Ved Buens Ende – Those Who Caress The Pale
Eine exzellente Gelegenheit, um wieder einmal auf die unvergleichliche Brillanz von Ved Buens Ende hinzuweisen: Soulseller Records legt die Demo Those Who Caress the Pale neu auf.
Erstmals 1994 von Ancient Lore Creations auf Kassette veröffentlicht ist der bis vor kurzem jüngste Repress von Those Who Caress the Pale – aus dem Jahr 2015 von Kyrck Productions – nur bedingt zu vernünftigen Preisen verfügbar, weswegen die neuen (inzwischen eh auch schon längst wieder vergriffenen) Pressungen eine feine Sache sind.
Zumal es diesmal auch drei weitere Bonussongs gibt – die aber, bei aller Liebe zumindest nicht in Summe den elementaren Grund darstellen, sich die Demo abzuschaffen: You That May Wither (Rehearsal 1994) fokussiert auf die ideale instrumentale Artikulation und in Den Såkaldte (Live 1995) hört man das Publikum stellenweise lauter und sicher penetranter, als die dahinter spielende Band, weswegen die beiden Stücke nette chronistische Zeugnisse sind, aber in keiner Weise essentiell.

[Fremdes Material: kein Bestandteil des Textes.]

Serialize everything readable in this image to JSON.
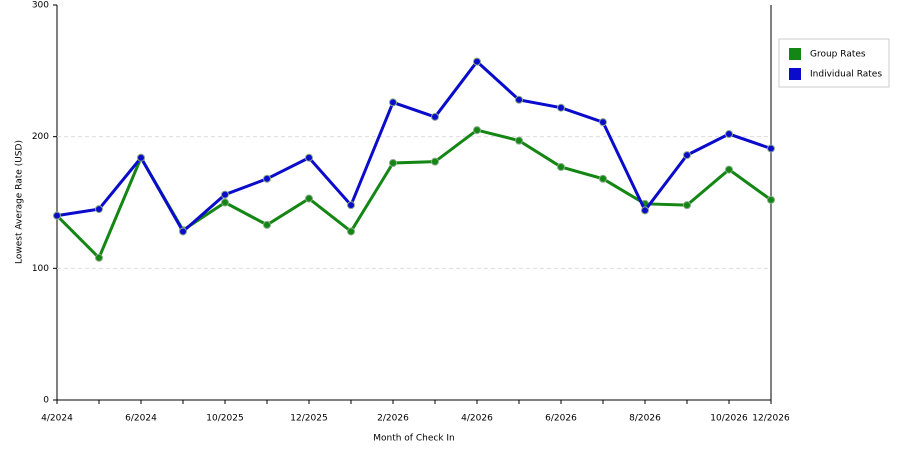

Ganz anders das brillante Strange Calm, ein bisher verlorenes Kleinod, offenbar von Carl-Michael Eide im Alleingang auf einem Vierspur-Gerät aufgenommen. Der Sound ist superdünner Lofi, die brutzelnde Metal-Ästhetik löst sich am Post Hardcore auf, der klerikal neben der Spur liegende Gesang kommt aus einer abgründigen Kathedrale. Ruhig und beschwörend ausgelegt bekommen die Drums und die Hummel-Gitarren irgendwann den Rappel, doch Eide lässt sich nicht hetzen und am Ende frickelt eine abstruser Wahnsinn irgendwo zwischen Blackgaze und Freejazz und kruder Undefinierbarkeit. Herrlich – selbst in dieser Anti-Produktion.

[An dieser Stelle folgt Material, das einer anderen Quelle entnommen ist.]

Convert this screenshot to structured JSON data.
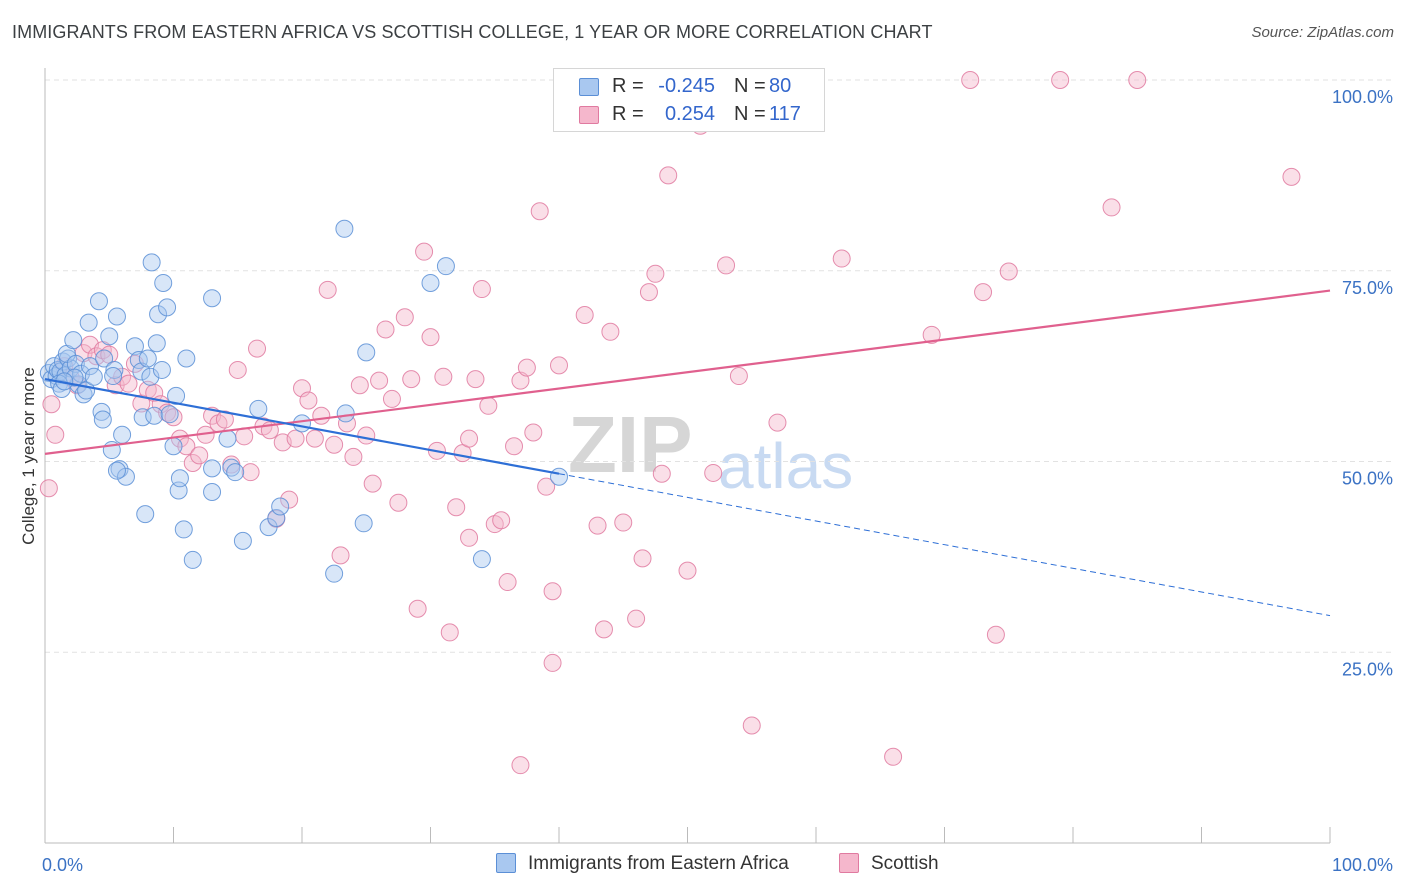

Strange Calm ist jedenfalls eine absolute Bereicherung für Those Who Caress the Pale – seines Zeichens bekanntlich das dezidiert nächstbeste Tondokument, dass die an Tondokumenten nicht gerade reiche Diskografie des norwegischen Trios Vicotnik (Gitarre und Vocals; ansonsten unter anderem auch bei Dødheimsgard, Code, Manes oder Naer Mataron aktiv), Bassist Skoll (siehe auch: Arcturus, Fimbulwinter, Ulver) sowie Drummer Carl-Michael Eide (Dødheimsgard, Aura Noir, Cadaver Inc, Infernö, Virus, Satyricon, Ulver) neben dem ikonischen einzigen Album zu bieten hat.

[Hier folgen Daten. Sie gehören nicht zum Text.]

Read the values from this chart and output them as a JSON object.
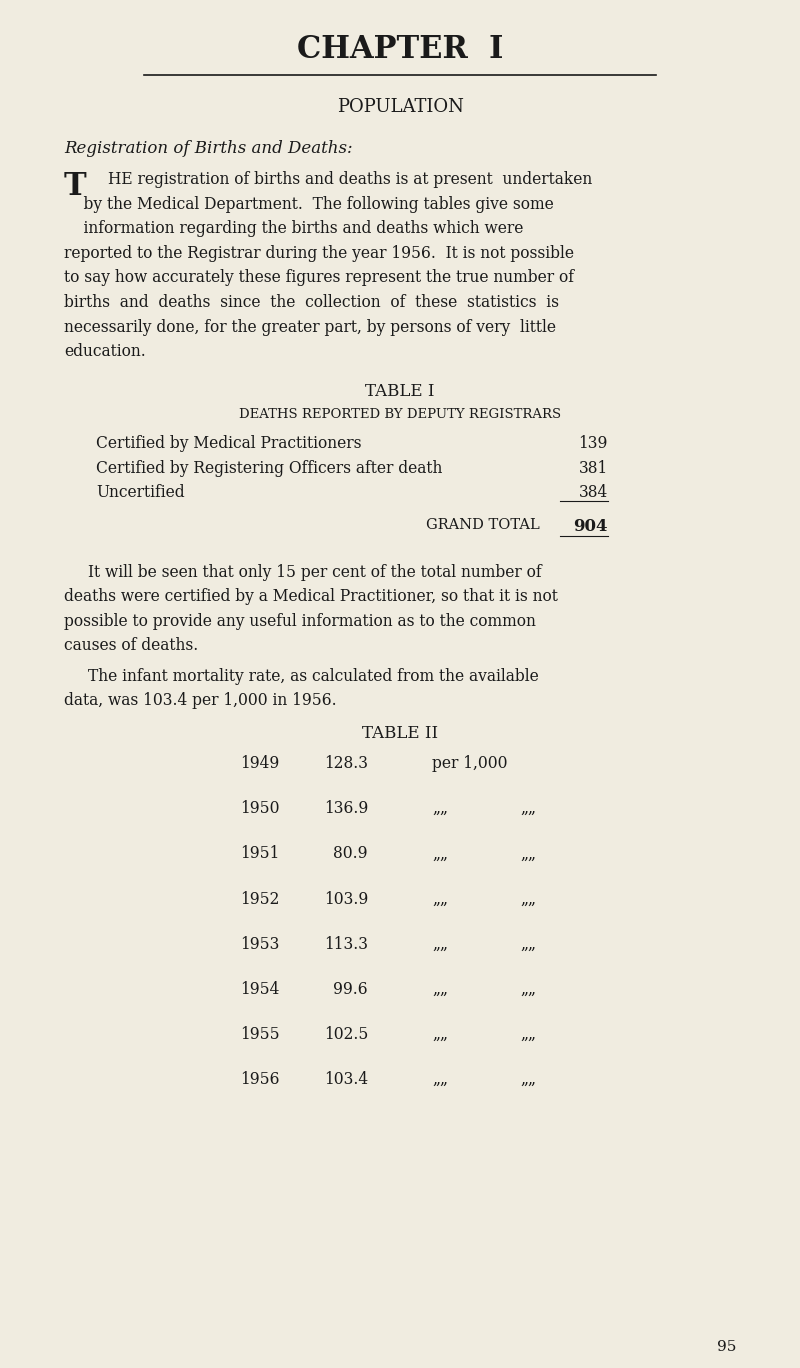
{
  "background_color": "#f0ece0",
  "text_color": "#1a1a1a",
  "page_width": 8.0,
  "page_height": 13.68,
  "chapter_title": "CHAPTER  I",
  "section_title": "POPULATION",
  "subsection_italic": "Registration of Births and Deaths:",
  "drop_cap": "T",
  "paragraph1": "HE registration of births and deaths is at present undertaken\n    by the Medical Department.  The following tables give some\n    information regarding the births and deaths which were\nreported to the Registrar during the year 1956.  It is not possible\nto say how accurately these figures represent the true number of\nbirths  and  deaths  since  the  collection  of  these  statistics  is\nnecessarily done,  for  the  greater  part,  by  persons  of  very  little\neducation.",
  "table1_title": "TABLE I",
  "table1_subtitle": "DEATHS REPORTED BY DEPUTY REGISTRARS",
  "table1_rows": [
    [
      "Certified by Medical Practitioners",
      "139"
    ],
    [
      "Certified by Registering Officers after death",
      "381"
    ],
    [
      "Uncertified",
      "384"
    ]
  ],
  "table1_total_label": "GRAND TOTAL",
  "table1_total_value": "904",
  "paragraph2": "It will be seen that only 15 per cent of the total number of\ndeaths were certified by a Medical Practitioner, so that it is not\npossible to provide any useful information as to the common\ncauses of deaths.",
  "paragraph3": "The infant mortality rate, as calculated from the available\ndata, was 103.4 per 1,000 in 1956.",
  "table2_title": "TABLE II",
  "table2_rows": [
    [
      "1949",
      "128.3",
      "per 1,000"
    ],
    [
      "1950",
      "136.9",
      "„„"
    ],
    [
      "1951",
      "80.9",
      "„„"
    ],
    [
      "1952",
      "103.9",
      "„„"
    ],
    [
      "1953",
      "113.3",
      "„„"
    ],
    [
      "1954",
      "99.6",
      "„„"
    ],
    [
      "1955",
      "102.5",
      "„„"
    ],
    [
      "1956",
      "103.4",
      "„„"
    ]
  ],
  "page_number": "95"
}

Drei Songs dieser EP haben es letztendlich auch auf besagtes Written in Waters geschafft, wenn auch freilich in adaptierter Form: das Titelstück Those Who Caress the Pale (hier noch ein bisschen all over the place wandernd, was Sound und Komposition gleichermaßen angeht), The Carrier of Wounds (kurbelt manisch mit seinem punmeligen Bass und der jazzige hibbeligen Repetition) und You That May Wither (eine kasteiende Beinahe-Goth-Beschwörung wird in die Stil-Melange addiert, auch mehr Melancholie und Theatralik) klingen hier allesamt roher und alleine gesangtechnisch harscher, als die Studioversionen. Auch dass die Songs hier noch zum zu abrupten Fade-Out im Lo-Fi-Gewand tendieren, ist exemplarisch für die EP – und ein seltener negativer Aspekt an der Veröffentlichung.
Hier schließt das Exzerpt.